Banc One still struggling to regain investors' faith.

Banc One Corp. is gaining a few more supporters on Wall Street as it adjusts to rising rates and analysts focus afresh on traditional strengths. But the superregional still has a ways to go in reclaiming the front-running trading multiple it once enjoyed.

Investors recoiled from the $80 billion-asset Columbus, Ohio, company more than a year ago amid concerns over its asset-liability management strategy. Mostly through the purchase of interest rate swaps, Banc One had positioned itself so that liabilities were repricing more quickly than assets.

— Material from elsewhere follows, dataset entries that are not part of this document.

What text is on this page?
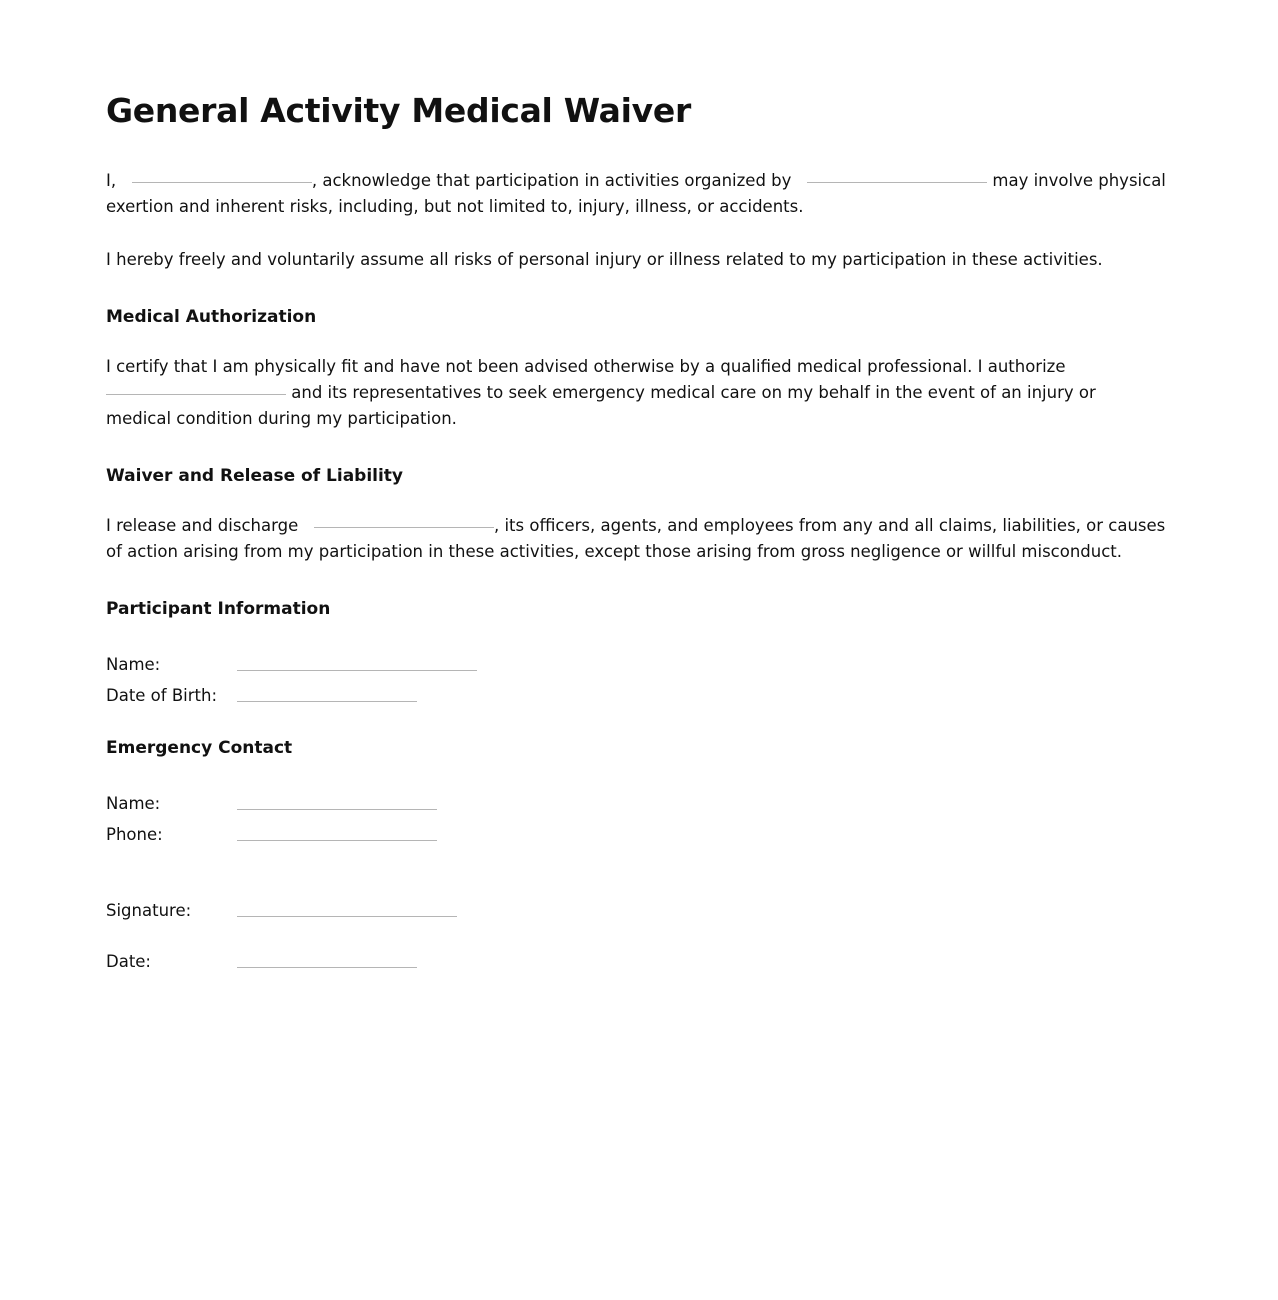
General Activity Medical Waiver

I,	, acknowledge that participation in activities organized by	may involve physical exertion and inherent risks, including, but not limited to, injury, illness, or accidents.

I hereby freely and voluntarily assume all risks of personal injury or illness related to my participation in these activities.

Medical Authorization

I certify that I am physically fit and have not been advised otherwise by a qualified medical professional. I authorize    and its representatives to seek emergency medical care on my behalf in the event of an injury or medical condition during my participation.

Waiver and Release of Liability

I release and discharge	, its officers, agents, and employees from any and all claims, liabilities, or causes of action arising from my participation in these activities, except those arising from gross negligence or willful misconduct.

Participant Information
Name:
Date of Birth:
Emergency Contact
Name:
Phone:
Signature:
Date:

Uncertain about Banc One's potential exposure to rising rates, Wall Street headed for the sidelines, handing Banc One a major trading setback.

Analysts saw some justification for the pullback this year: Rising rates lowered Banc One's net interest margin and goaded the company into a major restructuring of its rate-sensitivity profile. Banc One's second-quarter net interest margin of 5.51% was down 78 basis points from the year-earlier period.

"Investors are probably looking at it as a value play," said Fred A. Cummings, banking analyst at McDonald & Co. "Their earnings momentum doesn't stand out. It's their valuation."

Banc One mustered growth and efficiency gains sufficient to preserve its front-running profitability. A second-quarter annualized return on average assets of 1.52% was off only 8 basis points from the first quarter and 1 basis point from a year ago. That has eased concerns about a potential black hole in Banc One's balance sheet. And it has prompted some analysts to proclaim that the selloff has been overdone.

For example, the American Banker bank stock index has risen a healthy 9.7% so far this year, while Banc One's stock is flat for the same period.

Reiterating long-standing support, Goldman, Sachs & Co. analyst Robert Albertson recently issued a "buy" rating on Banc One, arguing that the company at least should trade on a par with its peers.

Changing hands at about $34.50, or 11 times earnings for the past four quarters, Banc One's stock "is selling at a 4% or 5% discount" from the price/earnings multiples of its rivals, said Mr. Albertson.

The timing of Mr. Albertson's recommendation coincided with a corporate finance engagement for Goldman Sachs. The investment bank represented Liberty National Bancorp in its recent merger with Banc One.

Brown Brothers Harriman & Co. analyst Nancy Bush came out in favor of Banc One in late July. And Salomon Brothers Inc. analyst Carole Berger began beating the drums in May.

To substantiate their endorsements, these advocates cite Banc One's healthy loan growth, prospective efficiency gains potential for further growth through acquisition, and track record.

"This company has come through a traumatic episode in its development and emerged with both its equity and its culture intact," wrote Ms. Bush. "The franchise has formidable strengths which should not be underestimated."

While this support could help Banc One's stock, it stilt is an open question whether the issue will gain its prior luster. Among the analysts maintaining a "neutral" rating on Banc One is Sandra Flannigan of Merrill Lynch & Co., who says Banc One's revenue growth will be inhibited while it readjusts to an environment of rising rates.

"What particularly differentiates Banc One from its peers is that the company is struggling on the revenue side," said Ms. Flannigan.

"Investors are specifying growth in their valuations, but I'm not forecasting much of that at Banc One in the second half of 1994."

Fred Cullen, Banc One's chief financial officer, said the company is repositioning itself through three principal tactics: selling certain bond investments so as to cap loss exposure; slowing liabilities turnover through the issuance of two-year and three-year certificates of deposit; and purchasing interest-rate caps.

"Our objective is dramatically reducing Banc One's liability sensitivity," said Mr. Cullen. By year end, Banc One's net interest margin should stabilize at roughly 5.35%, he predicted.

That would be down nearly 100 basis points from Banc One's peak.

The stock closed at $35.125 on Friday, up 75 cents.